Is a water crisis brewing between the Taliban and Iran?
By: A. Yeganeh
Stretching for 1100 kilometres, the Helmand River, originating from the eponymous province in Afghanistan, is an important waterway that flows into Lake Hamun, a shared body of water between Afghanistan and Iran. The political landscape between Iran and Afghanistan has been tense, as Iran's water rights have long been a contentious point. Iran's claims over the Helmand River have recently gained significant attention, as Tehran has explicitly urged Afghanistan to guarantee the unimpeded passage of this vital resource to Iran's drought-hit Sistan.
The Treaty of Paris in 1857, which resulted in the separation of Herat from Iran, is widely believed to have been influenced by British machinations. Its impact on the region's geopolitical dynamics has been profound and long-lasting, with reverberations still being felt today. In a historic move on February 22, 1937, a temporary agreement was reached between Iran and Afghanistan. The agreement stipulated that the distribution of water entering the Kamal Khan Dam would be equally divided between the two countries. Following extensive discussions, the Delta Commission report was ultimately ratified on March 13, 1973. Ultimately, in June 1973, the legislative bodies of both nations granted their approval to this accord.
Amidst the Taliban's ascent to power and the multitude of challenges the group has inherited, there was some hope that the long-running border conflicts between Afghanistan and its neighbours, namely Pakistan, India, and Iran, would be effectively addressed. It remains a fundamental problem that has yet to be resolved. In a recent development, the Taliban's obligation to ease the transfer of Iran's water rights to Iran's Sistan region has encountered alleged technical impediments. As a result, Iran's share of water has been directed into the desert areas, sparking an indignant reaction from Iran. The Taliban have publicly admitted their mistake and vowed to take the necessary corrective actions to prevent any such occurrences in the future.
Against the backdrop of the Taliban's political faux pas, the Iranian government has intensified its efforts to assert its water rights. The Islamic Republic of Iran's President, Dr. Ebrahim Raisi,'s recent remarks and the ensuing diplomatic exchanges suggest that the Iranian government is closely monitoring the Taliban. Should the Taliban continue to exhibit a hostile attitude towards Iran, it will undoubtedly face significant repercussions. The recent revelation that Iran has emerged as the leading nation in foreign trade with Afghanistan is a testament to Iran's significant sway over its neighbouring country.
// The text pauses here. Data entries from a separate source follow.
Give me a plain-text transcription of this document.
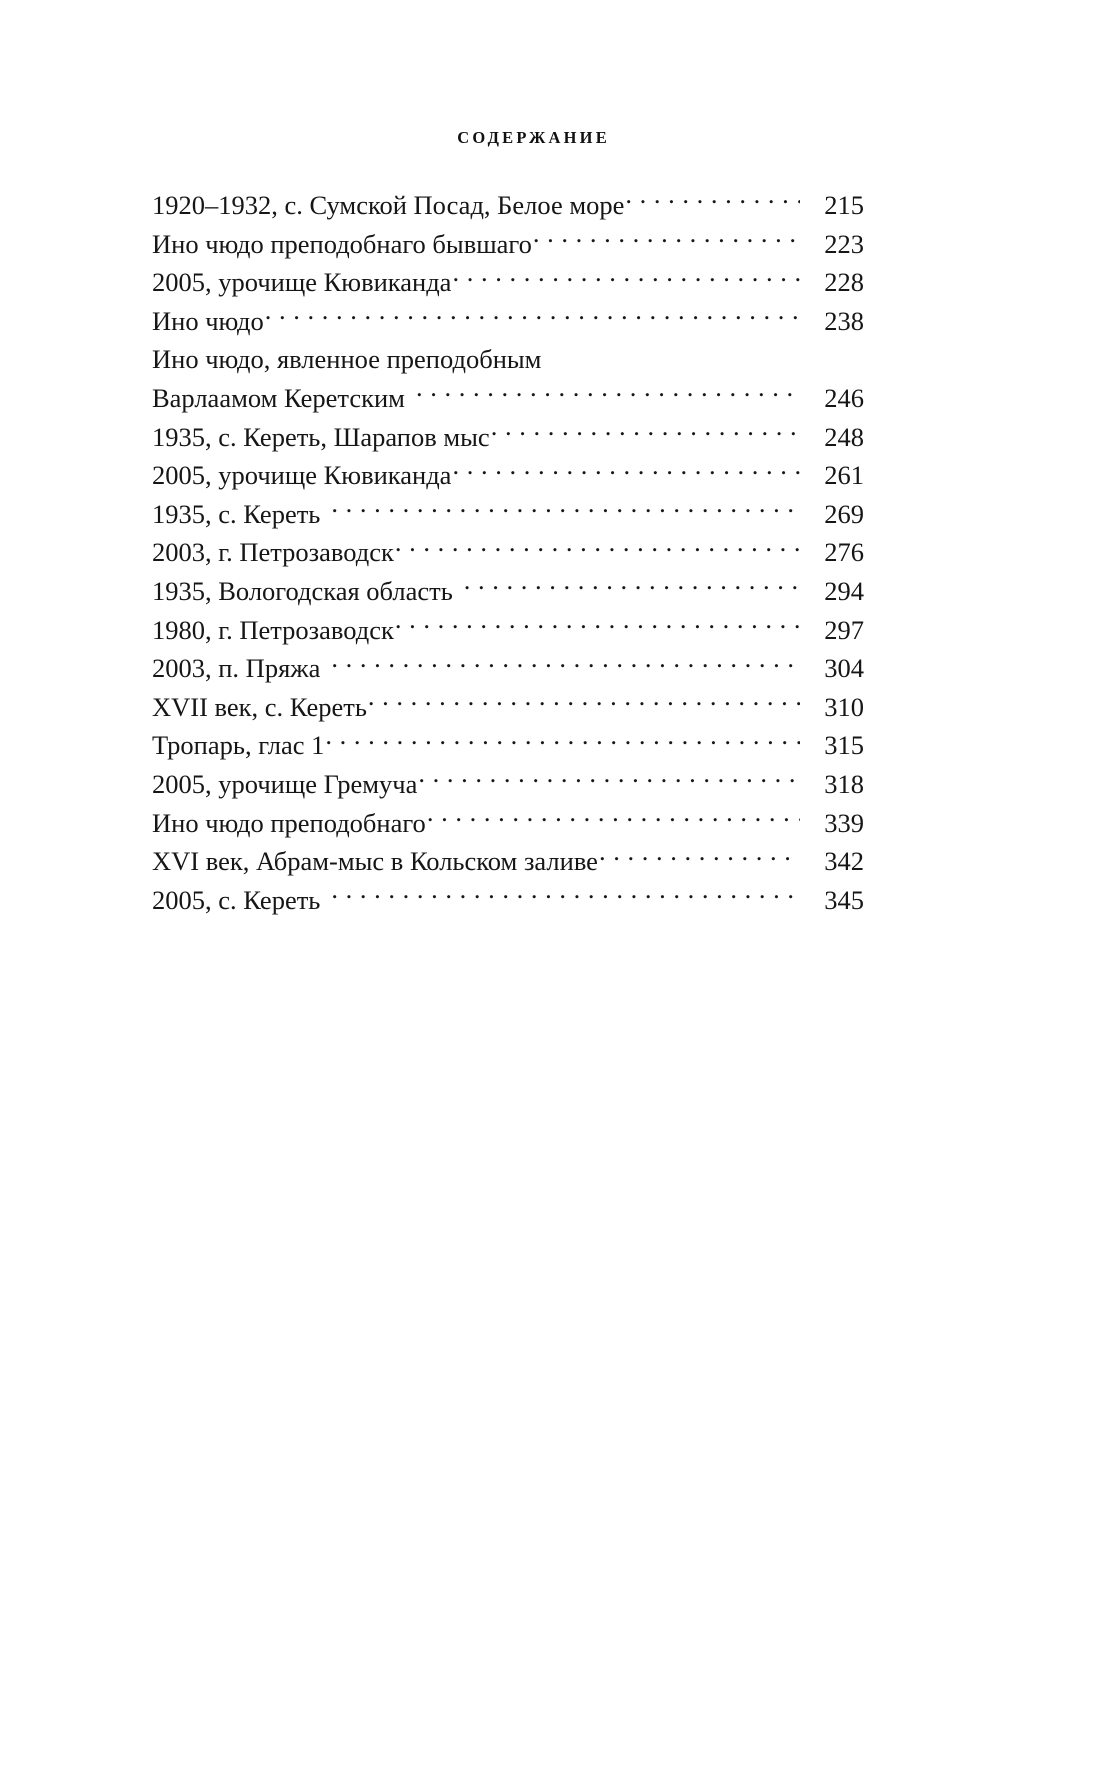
СОДЕРЖАНИЕ
1920–1932, с. Сумской Посад, Белое море . . .	215
Ино чюдо преподобнаго бывшаго . . .	223
2005, урочище Кювиканда . . .	228
Ино чюдо . . .	238
Ино чюдо, явленное преподобным
Варлаамом Керетским . . .	246
1935, с. Кереть, Шарапов мыс . . .	248
2005, урочище Кювиканда . . .	261
1935, с. Кереть . . .	269
2003, г. Петрозаводск . . .	276
1935, Вологодская область . . .	294
1980, г. Петрозаводск . . .	297
2003, п. Пряжа . . .	304
XVII век, с. Кереть . . .	310
Тропарь, глас 1 . . .	315
2005, урочище Гремуча . . .	318
Ино чюдо преподобнаго . . .	339
XVI век, Абрам-мыс в Кольском заливе . . .	342
2005, с. Кереть . . .	345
On the other hand, the ongoing predicament concerning Iran's water rights can be attributed to the Taliban's quest to showcase their power to gain political legitimacy following their takeover of war-torn Afghanistan. In fact, the Taliban government's decision to withhold Iran's share of water resources is a calculated move to consolidate their rule and also gauge public sentiment. As we delve deeper into the intricacies of the relationship between Afghanistan and Pakistan, it becomes abundantly clear that the influence exerted by Pakistan's intelligence service (ISI) on the Taliban cannot be disregarded when assessing the Taliban's aggressive approach vis-à-vis Iran.
As a matter of fact, Pakistan finds itself amid internal turmoil, as evidenced by the recent arrest and subsequent release of Imran Khan, the former Prime Minister, which serves as a harbinger of further tumultuous times ahead. The question is whether Pakistan's strategy for mitigating its domestic predicaments entails instigating external strife between Iran and Afghanistan. As we look ahead, it is clear that only time will reveal the true outcome of this scenario.
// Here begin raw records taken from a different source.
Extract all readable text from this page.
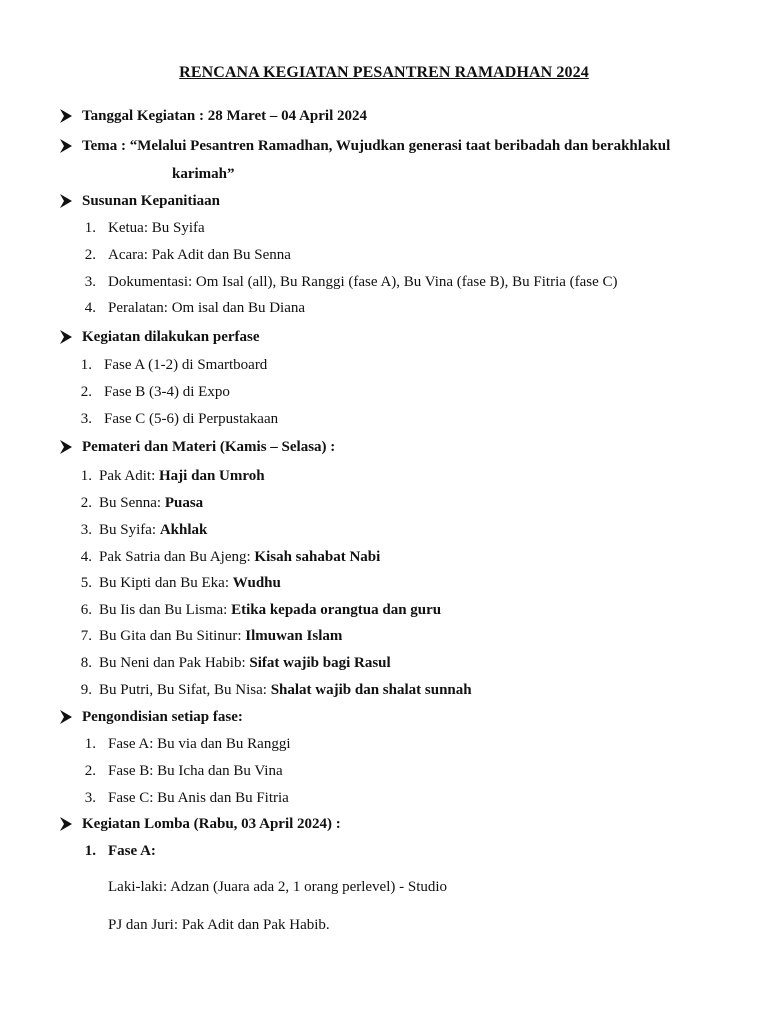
RENCANA KEGIATAN PESANTREN RAMADHAN 2024
Tanggal Kegiatan : 28 Maret – 04 April 2024
Tema : “Melalui Pesantren Ramadhan, Wujudkan generasi taat beribadah dan berakhlakul
karimah”
Susunan Kepanitiaan
1. Ketua: Bu Syifa
2. Acara: Pak Adit dan Bu Senna
3. Dokumentasi: Om Isal (all), Bu Ranggi (fase A), Bu Vina (fase B), Bu Fitria (fase C)
4. Peralatan: Om isal dan Bu Diana
Kegiatan dilakukan perfase
1. Fase A (1-2) di Smartboard
2. Fase B (3-4) di Expo
3. Fase C (5-6) di Perpustakaan
Pemateri dan Materi (Kamis – Selasa) :
1. Pak Adit: Haji dan Umroh
2. Bu Senna: Puasa
3. Bu Syifa: Akhlak
4. Pak Satria dan Bu Ajeng: Kisah sahabat Nabi
5. Bu Kipti dan Bu Eka: Wudhu
6. Bu Iis dan Bu Lisma: Etika kepada orangtua dan guru
7. Bu Gita dan Bu Sitinur: Ilmuwan Islam
8. Bu Neni dan Pak Habib: Sifat wajib bagi Rasul
9. Bu Putri, Bu Sifat, Bu Nisa: Shalat wajib dan shalat sunnah
Pengondisian setiap fase:
1. Fase A: Bu via dan Bu Ranggi
2. Fase B: Bu Icha dan Bu Vina
3. Fase C: Bu Anis dan Bu Fitria
Kegiatan Lomba (Rabu, 03 April 2024) :
1. Fase A:
Laki-laki: Adzan (Juara ada 2, 1 orang perlevel) - Studio
PJ dan Juri: Pak Adit dan Pak Habib.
The convergence of interests between the Iranian and Afghan nations, stemming from environmental concerns, offered an opportunity for resolving the Taliban's unfulfilled commitments regarding Helmand's legal regime. Given that one-third of this transnational wetland lies within Afghanistan's borders and the resultant dust reaches even the central regions of Afghanistan, there remains a possibility of a mutually beneficial resolution. The dire environmental ramifications of the Taliban's catastrophic decision to withhold the Helmand water are becoming increasingly apparent as the once thriving ecosystem has now devolved into a major contributor to air pollution, causing significant air pollution and a sharp decline in air quality across numerous cities and villages in both Iran and Afghanistan.
Like the disaster in the Aral Sea, many citizens who lived around Hamun for years either emigrated or lost everything. With the ongoing environmental challenges, it is noteworthy that a substantial influx of refugees from Afghanistan has made its way into the provinces of Sistan and Baluchistan. Therefore, given the intricacies of the refugee crisis and the deteriorating environmental conditions, it becomes increasingly clear that these two issues are inextricably linked and cannot be viewed in isolation. The increase in population, along with the sharp decrease in the quantity and quality of food, leads to an increase in the risk of malnutrition, especially among vulnerable groups such as children and the elderly.